Greetings from the Attic. Or really, just an attic, located at the post-industrial north end of downtown Sacramento, California. It’s in an old ammunition factory sandwiched between old Highway 160 and Loaves and Fishes, the area’s homeless center.
Anne Frank jokes piss people off, so I won’t make one – this time.
But I find myself literally in a windowless attic, and the feeling of isolation and retreat from a threat, if in no way tragic, is nevertheless unnerving. And unprecedented, at least in my life, and yours. We’re in unfamiliar territory. We will most certainly survive, most of us, but the damage is already spreading, and we are feeling it. There is a threat out there, and it is as unnerving as any I, or most of us, have faced.
There is no light in here, and until I go downstairs and outside, I couldn’t tell you anything about the real world. As I learned while living in Berlin last January, natural light is an almost inexpressibly precious commodity. Growing up in California, one takes it for granted. Windows, too.
But this attic is offering me possibilities that I would not have encountered in a more traditional refuge during this storm. I am finding renewed creativity and expanded tools and deepening friendships that, even this early in this ordeal, are already pointing to a brighter future.
So, it’s time to finally restart blogging. To explore the torrent of ideas and projects and creations and above all, people, that fill my days. Just to BEGIN, always the hardest part, always justified by uncertainty about what one is undertaking. I don’t know everything I will write about, but I know a lot of it. And I know that more important than any topic is simply to begin, to stop putting it off, as if there will be a better time. Perhaps putting it off in the past was waiting for a better time; but this is most certainly that “better” time.
I landed here after many kindnesses: One old friend organized her art studio for me, and another very sweet friend, a new friend, rearranged her house so that I could live with her – for as long as this may last. Those kind acts have reinforced something I’ve long known, and long appreciated: People are good, and they will go out of their way for you if you need their help. Just in the last week, I have been graced with several offers of a home – even when I didn’t ask.
I travel full time, with no fixed abode, but this is not the time for travel. I still have a ticket to Barcelona on May 12, and I am still a little hopeful that I will be able to use it. But odds against it grow every day, and I am suddenly fine with that, because being forced to slow down and settle down is showing me new possibilities.
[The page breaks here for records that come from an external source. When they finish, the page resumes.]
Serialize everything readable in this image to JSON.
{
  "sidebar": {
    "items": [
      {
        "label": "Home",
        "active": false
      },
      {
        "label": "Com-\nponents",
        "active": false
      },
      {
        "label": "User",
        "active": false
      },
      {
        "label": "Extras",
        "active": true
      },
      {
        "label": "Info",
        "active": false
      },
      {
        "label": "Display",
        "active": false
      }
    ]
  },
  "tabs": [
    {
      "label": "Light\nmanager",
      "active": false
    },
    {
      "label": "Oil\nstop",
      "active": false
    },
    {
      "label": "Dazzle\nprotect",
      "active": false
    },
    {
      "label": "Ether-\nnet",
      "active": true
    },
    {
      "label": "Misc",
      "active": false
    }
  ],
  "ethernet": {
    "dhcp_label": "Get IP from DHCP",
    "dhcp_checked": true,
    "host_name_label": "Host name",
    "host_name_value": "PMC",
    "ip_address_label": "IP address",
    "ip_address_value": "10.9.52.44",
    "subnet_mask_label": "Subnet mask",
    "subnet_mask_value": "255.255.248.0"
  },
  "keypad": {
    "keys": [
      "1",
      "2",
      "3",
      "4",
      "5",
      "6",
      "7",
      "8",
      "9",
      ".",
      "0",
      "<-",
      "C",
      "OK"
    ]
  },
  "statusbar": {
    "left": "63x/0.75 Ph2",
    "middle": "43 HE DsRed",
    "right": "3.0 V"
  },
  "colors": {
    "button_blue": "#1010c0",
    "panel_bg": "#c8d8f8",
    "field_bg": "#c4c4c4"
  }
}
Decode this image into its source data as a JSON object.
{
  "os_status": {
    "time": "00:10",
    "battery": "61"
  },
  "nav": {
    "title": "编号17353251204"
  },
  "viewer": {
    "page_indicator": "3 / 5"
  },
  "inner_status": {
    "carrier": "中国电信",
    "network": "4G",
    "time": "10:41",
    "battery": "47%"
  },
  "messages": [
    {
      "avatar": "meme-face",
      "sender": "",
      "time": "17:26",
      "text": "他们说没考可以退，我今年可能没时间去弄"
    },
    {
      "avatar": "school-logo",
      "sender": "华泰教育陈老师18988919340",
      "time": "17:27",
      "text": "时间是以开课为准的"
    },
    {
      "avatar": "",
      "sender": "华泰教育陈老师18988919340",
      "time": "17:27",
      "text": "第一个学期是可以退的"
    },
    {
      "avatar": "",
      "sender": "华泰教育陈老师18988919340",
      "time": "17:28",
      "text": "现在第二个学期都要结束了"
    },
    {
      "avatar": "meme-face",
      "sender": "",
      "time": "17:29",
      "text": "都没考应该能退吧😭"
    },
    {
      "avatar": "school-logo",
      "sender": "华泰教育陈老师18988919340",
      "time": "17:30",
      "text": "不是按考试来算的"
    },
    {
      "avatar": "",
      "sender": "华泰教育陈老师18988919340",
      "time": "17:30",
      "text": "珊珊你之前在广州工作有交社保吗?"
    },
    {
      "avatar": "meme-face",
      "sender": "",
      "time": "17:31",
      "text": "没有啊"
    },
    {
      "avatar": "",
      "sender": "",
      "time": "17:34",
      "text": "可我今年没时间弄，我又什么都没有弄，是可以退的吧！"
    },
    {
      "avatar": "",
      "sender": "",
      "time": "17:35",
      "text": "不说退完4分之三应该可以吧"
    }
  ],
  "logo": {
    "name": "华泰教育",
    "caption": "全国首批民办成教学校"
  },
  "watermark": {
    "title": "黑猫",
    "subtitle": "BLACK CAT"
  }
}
This blog is one key to all of that. I hope that future posts will help me keep focused on the many things that I’m attempting to do with the time I have left. This winter in Sacramento was, until two weeks ago, proving very creative, despite several changes of address in the last 10 weeks. (Getting a hotel room in your home town seems to me perverse; at any rate, it’s not an option for a freelance writer.)
And despite the disruptions of the last couple of weeks, and the heavy uncertainty of the immediate future, I feel inspired like never before, as well as committed. I have already executed, through several twists and turns, the concert I had spent much of the winter preparing for, and instead of the house concerts I had planned, there is actually an online record of the concert that I can still share.
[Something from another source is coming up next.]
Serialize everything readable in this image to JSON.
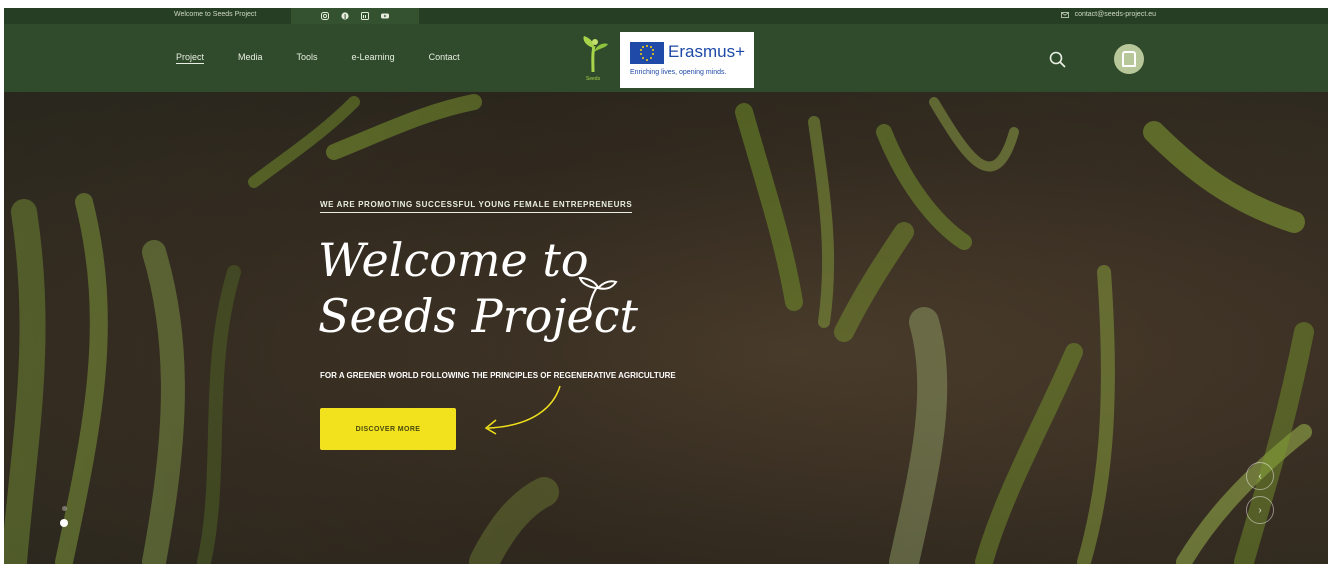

The original purpose of the show was to get good recordings of the song to share, and to raise money to pay for the production of a new album. Neither of those things worked out. But I am determined to create a second album, the songs deserve it. I will be asking for support with that in the future, as with other things. But I intend to make that worth your while. Still figuring that out.
The Virus has revealed to me that it’s finally time to do what has been put off, time to stop wasting time. I fully expect to survive this pandemic, but I feel a new urgency in doing what I do, and in doing it in a way that really connects with others, that tells their stories, and my own. I’ll write more about that, too.
I write long, but I’ll try to avoid that as much as possible. In fact, I will save further enumerations of the projects I’m working on until tomorrow. I intend to post every day, faithfully, and with an eye to connecting with, and growing, the tribe of people I am already so connected with.
If ever there was a time for all of this it is now. It always was. It’s just that now I’m ready.